The nature of the broken file is like this:
{"startUrl": "https://<redacted>.awsapps.com/start", "region": "us-west-2", "accessToken": "<redacted>", "expiresAt": "2024-12-12T23:02:38Z", "clientId": "<redacted>", "clientSecret": "<redacted>", "registrationExpiresAt": "2025-01-20T23:08:06Z", "refreshToken": "<redacted>"}"}
There is always one or two extra characters at the end of the file. I believe this is likely due to the race condition mentioned in OP:
- process 1 calls f.truncate()
- process 2 calls f.truncate()
- process 1 calls f.write()
- process 2 calls f.write() (contents are 1-2 chars shorter than what process 1 wrote)

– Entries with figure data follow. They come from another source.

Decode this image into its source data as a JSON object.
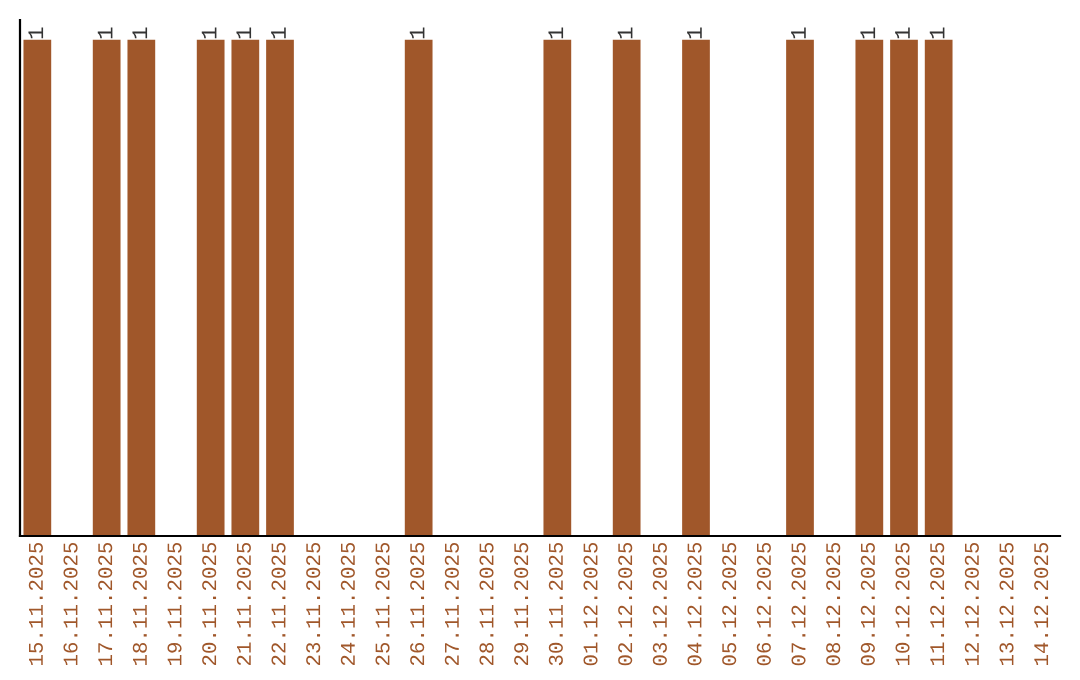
{
  "chart_data": {
    "type": "bar",
    "categories": [
      "15.11.2025",
      "16.11.2025",
      "17.11.2025",
      "18.11.2025",
      "19.11.2025",
      "20.11.2025",
      "21.11.2025",
      "22.11.2025",
      "23.11.2025",
      "24.11.2025",
      "25.11.2025",
      "26.11.2025",
      "27.11.2025",
      "28.11.2025",
      "29.11.2025",
      "30.11.2025",
      "01.12.2025",
      "02.12.2025",
      "03.12.2025",
      "04.12.2025",
      "05.12.2025",
      "06.12.2025",
      "07.12.2025",
      "08.12.2025",
      "09.12.2025",
      "10.12.2025",
      "11.12.2025",
      "12.12.2025",
      "13.12.2025",
      "14.12.2025"
    ],
    "values": [
      1,
      0,
      1,
      1,
      0,
      1,
      1,
      1,
      0,
      0,
      0,
      1,
      0,
      0,
      0,
      1,
      0,
      1,
      0,
      1,
      0,
      0,
      1,
      0,
      1,
      1,
      1,
      0,
      0,
      0
    ],
    "value_labels": [
      "1",
      null,
      "1",
      "1",
      null,
      "1",
      "1",
      "1",
      null,
      null,
      null,
      "1",
      null,
      null,
      null,
      "1",
      null,
      "1",
      null,
      "1",
      null,
      null,
      "1",
      null,
      "1",
      "1",
      "1",
      null,
      null,
      null
    ],
    "color": "#a0572a",
    "tick_labels": "x",
    "grid": false,
    "legend": false
  }
}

This happens to me frequently (more than once a week) while using skypilot, which makes heave use of the botocore library for the AWS API, often in parallel in multiple processes. It is not a temporary problem - the cache json will become malformed and all future attempts will crash until I manually fix or delete the malformed json file.
The nature of the broken file is like this:
{"startUrl": "https://<redacted>.awsapps.com/start", "region": "us-west-2", "accessToken": "<redacted>", "expiresAt": "2024-12-12T23:02:38Z", "clientId": "<redacted>", "clientSecret": "<redacted>", "registrationExpiresAt": "2025-01-20T23:08:06Z", "refreshToken": "<redacted>"}"}There is always one or two extra characters at the end of the file. I believe this is likely due to the race condition mentioned in OP:
- process 1 calls f.truncate()
- process 2 calls f.truncate()
- process 1 calls f.write()
- process 2 calls f.write() (contents are 1-2 chars shorter than what process 1 wrote)
Seeing the same thing--here's an example with identifiers removed
cat ~/.aws/cli/cache/1bd....json
{"Credentials": {"AccessKeyId": "...", "SecretAccessKey": "...", "SessionToken": "...", "Expiration": "2025-04-29T04:27:05+00:00", "AccountId": ".."}, "AssumedRoleUser": {"AssumedRoleId": "..:botocore-session-1745897217", "Arn": "arn:aws:sts::..:assumed-role/../botocore-session-1745897217"}, "ResponseMetadata": {"RequestId": "64e74709-7e12-4f7f-98c8-c12e322989b8", "HTTPStatusCode": 200, "HTTPHeaders": {"x-amzn-requestid": "64e74709-7e12-4f7f-98c8-c12e322989b8", "content-type": "text/xml", "content-length": "1512", "date": "Tue, 29 Apr 2025 03:27:05 GMT"}, "RetryAttempts": 1}}: true, "RetryAttempts": 2}}
You can see the issue near the end }}: true which isn't valid JSON
Probably needs something atomic like rename from a randomly generated name to the desired name or some locking contraption
I hate to say it, but at this rate I think the only way this will get fixed is if one of us writes the patch.
I'm not sure concurrency safety is really needed for CLI tools. A workaround like simply deleting the cache files would probably be sufficient. Either way, I've created a PR that might help with issues like this.
@ranlz77 the Team has mentioned few comments to addressed on you PR. please let us know if you can make the changes or not. If you are unable to make the requested modifications, please let us know and our team will create a pull request with the necessary changes.